Alexandria Anesthesia Service v. Firmin

576 So. 2d 1236 | La. Ct. App. | 1991

576 So. 2d 1236 (1991)

ALEXANDRIA ANESTHESIA SERVICE
v.
Melanie Crump FIRMIN, M.D., et al.

No. W91-130.

Court of Appeal of Louisiana, Third Circuit.

April 2, 1991.
Writ Granted in Part With Order/Denied in Part May 31, 1991.

Gist, Methvin, Hughes & Munsterman, John W. Munsterman, Alexandria, for plaintiff-applicant.

David E. Stone, Alexandria, Leslie Leavoy, Deridder, for defendants-respondents.

Before FORET, DOUCET and YELVERTON, JJ.

WRIT GRANTED IN PART AND MADE PEREMPTORY; WRIT DENIED IN PART.

*1237 Plaintiff-relator, Alexandria Anesthesia Service, prays for summary judgment to be rendered on its cause of action seeking to enforce a stipulated damages provision contained in a non-competition agreement that formed part of a partnership contract. Relator is attempting to enforce this stipulated damages provision against defendants respondents, Melanie Crump Firmin, M.D., and Melanie Firmin, M.D. (A Professional Medical Corporation). As to Melanie Crump Firmin, M.D., we find no individual liability on the basis of the contractual provision sub judice. The provision unambiguously states that only the partners are bound by the stipulated damages provision; equally clear is the fact that Dr. Firmin, individually, was never a partner in this partnership. Accordingly, this court, in a separate opinion rendered this date, grants summary judgment in favor of Dr. Firmin, individually, releasing her from any liability on relator's cause of action.

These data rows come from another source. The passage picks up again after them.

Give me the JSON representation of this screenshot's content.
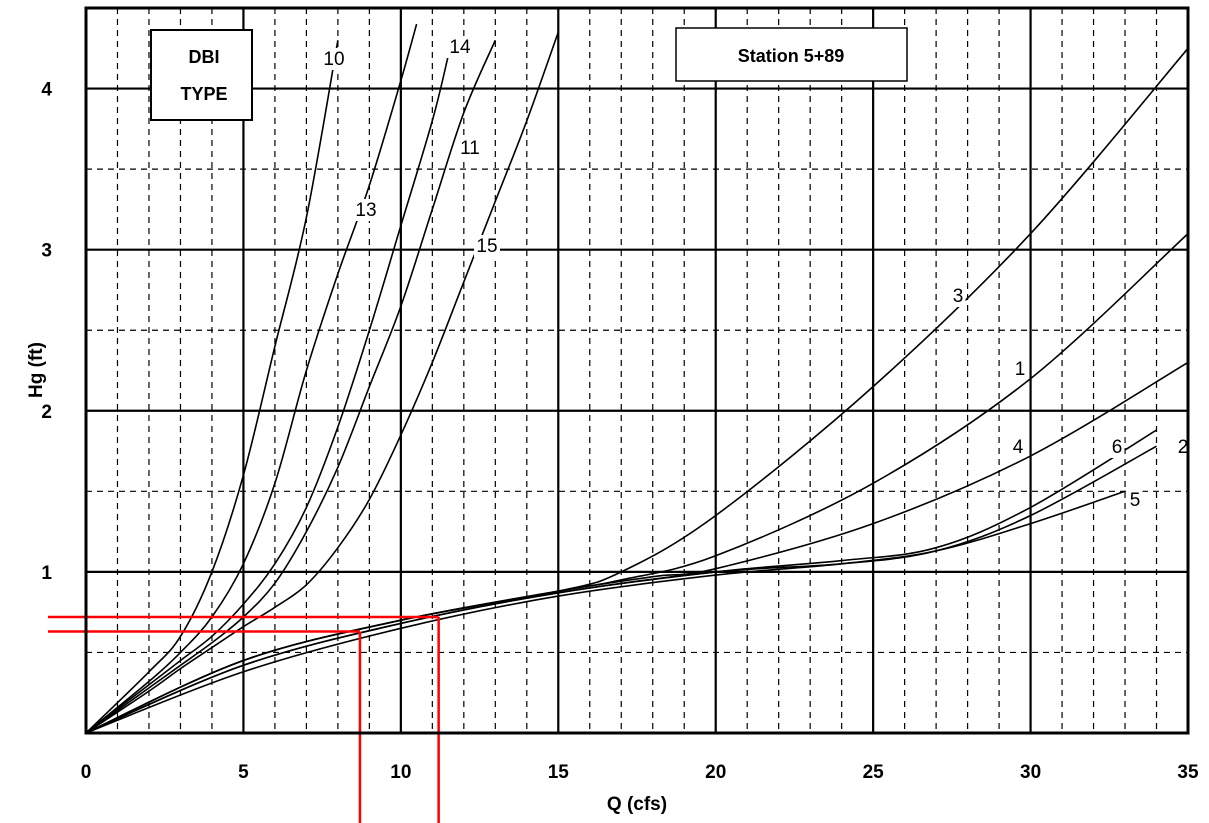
{
  "chart_data": {
    "type": "line",
    "title": "",
    "xlabel": "Q (cfs)",
    "ylabel": "Hg (ft)",
    "xlim": [
      0,
      35
    ],
    "ylim": [
      0,
      4.5
    ],
    "x_ticks": [
      "0",
      "5",
      "10",
      "15",
      "20",
      "25",
      "30",
      "35"
    ],
    "y_ticks": [
      "1",
      "2",
      "3",
      "4"
    ],
    "grid": true,
    "legend_box": [
      "DBI",
      "TYPE"
    ],
    "station_label": "Station 5+89",
    "series": [
      {
        "name": "10",
        "x": [
          0,
          2,
          3,
          4,
          5,
          6,
          7,
          8
        ],
        "y": [
          0,
          0.38,
          0.6,
          1.0,
          1.6,
          2.4,
          3.2,
          4.3
        ]
      },
      {
        "name": "13",
        "x": [
          0,
          2,
          3,
          4,
          5,
          6,
          7,
          8,
          9,
          10,
          10.5
        ],
        "y": [
          0,
          0.32,
          0.5,
          0.72,
          1.05,
          1.55,
          2.25,
          2.85,
          3.4,
          4.05,
          4.4
        ]
      },
      {
        "name": "14",
        "x": [
          0,
          2,
          3,
          4,
          5,
          6,
          7,
          8,
          9,
          10,
          11,
          11.5
        ],
        "y": [
          0,
          0.3,
          0.45,
          0.6,
          0.8,
          1.05,
          1.4,
          1.9,
          2.5,
          3.15,
          3.8,
          4.2
        ]
      },
      {
        "name": "11",
        "x": [
          0,
          2,
          3,
          4,
          5,
          6,
          7,
          8,
          9,
          10,
          11,
          12,
          13
        ],
        "y": [
          0,
          0.28,
          0.42,
          0.56,
          0.72,
          0.93,
          1.25,
          1.65,
          2.15,
          2.65,
          3.25,
          3.85,
          4.3
        ]
      },
      {
        "name": "15",
        "x": [
          0,
          2,
          3,
          4,
          5,
          6,
          7,
          8,
          9,
          10,
          11,
          12,
          13,
          14,
          15
        ],
        "y": [
          0,
          0.26,
          0.4,
          0.53,
          0.66,
          0.78,
          0.92,
          1.15,
          1.45,
          1.85,
          2.3,
          2.8,
          3.3,
          3.8,
          4.35
        ]
      },
      {
        "name": "3",
        "x": [
          0,
          5,
          10,
          15,
          17,
          20,
          25,
          30,
          35
        ],
        "y": [
          0,
          0.45,
          0.7,
          0.88,
          1.0,
          1.35,
          2.15,
          3.1,
          4.25
        ]
      },
      {
        "name": "1",
        "x": [
          0,
          5,
          10,
          15,
          17,
          20,
          25,
          30,
          35
        ],
        "y": [
          0,
          0.45,
          0.7,
          0.88,
          0.95,
          1.1,
          1.55,
          2.2,
          3.1
        ]
      },
      {
        "name": "4",
        "x": [
          0,
          5,
          10,
          15,
          18,
          20,
          25,
          30,
          35
        ],
        "y": [
          0,
          0.45,
          0.7,
          0.88,
          0.97,
          1.02,
          1.3,
          1.72,
          2.3
        ]
      },
      {
        "name": "6",
        "x": [
          0,
          5,
          10,
          15,
          20,
          24,
          27,
          30,
          34
        ],
        "y": [
          0,
          0.42,
          0.68,
          0.87,
          1.0,
          1.07,
          1.15,
          1.4,
          1.88
        ]
      },
      {
        "name": "2",
        "x": [
          0,
          5,
          10,
          15,
          20,
          24,
          27,
          30,
          34
        ],
        "y": [
          0,
          0.42,
          0.68,
          0.87,
          1.0,
          1.05,
          1.13,
          1.35,
          1.78
        ]
      },
      {
        "name": "5",
        "x": [
          0,
          5,
          10,
          15,
          20,
          24,
          27,
          30,
          33
        ],
        "y": [
          0,
          0.38,
          0.65,
          0.85,
          0.98,
          1.05,
          1.13,
          1.3,
          1.5
        ]
      }
    ],
    "annotations": [
      {
        "type": "reference",
        "color": "#ff0000",
        "q": 8.7,
        "hg": 0.63
      },
      {
        "type": "reference",
        "color": "#ff0000",
        "q": 11.2,
        "hg": 0.72
      }
    ]
  }
}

However, Melanie Firmin, M.D. (A Professional Medical Corporation) was a partner in the partnership and was bound by the non-competition agreement. Contrary to respondents' arguments, LSA-R.S. 23:921 as amended by Acts 1989, No. 639, is inapplicable as retroactive application of this amendment would be unconstitutional. La. Const. art. I, § 23, Block v. Reliance Insurance Co., 433 So. 2d 1040 (La.1983). With respect to partnership contracts, R.S. 23:921 as worded prior to its amendment has been held not to invalidate non-competition agreements which are supported by ample consideration, are confected between parties not possessing unequal bargaining strength, and are binding on all partners equally. McCray v. Blackburn, 236 So. 2d 859 (La.App. 3rd Cir.1970), writ refused, 256 La. 845, 239 So. 2d 355 (1970). The deposition testimony and other evidence submitted in the instant case provide no reason to bar the enforcement of the non-competition agreement involved herein.

Respondents have argued that no breach has occurred, citing the contractual language that the exiting partner must be in competition with the partnership. Insofar as liability is concerned, this argument is without merit. The contract defined the words "practices medicine competitively as an anesthesiologist" to mean "practicing anesthesiology ... in the Parish of Rapides within twenty-four months immediately following the date of termination of his status as a Partner...." These clear and explicit words of the contract should be given force. La.Civ.Code art. 2046. Respondent corporation has admitted to having violated this provision. Therefore, no material issue of fact remains to be resolved, and relator is entitled to summary judgment on the non-competition agreement, but only with respect to liability. La.Code Civ.Proc. art. 966.

With respect to the amount of the stipulated damages, this court finds summary judgment to be inappropriate. Respondents assert that relator has sustained no damages as a result of the breach of the non-competition agreement. While respondents have not proven the lack of damage to a certainty, enough proof has been adduced to prevent a rendition of summary judgment on the amount of damages. See, La.Civ.Code art. 2012, La.Civ.Code art. 2005, comment "c"; and La.Civ.Code art. 2009, comment "d".

ACCORDINGLY, IT IS ORDERED that the trial court's judgment be reversed insofar as it failed to award summary judgment in favor of Alexandria Anesthesia Service and against Melanie Firmin, M.D. (A Professional Medical Corporation), on the issue of liability for breaching the non-competition agreement.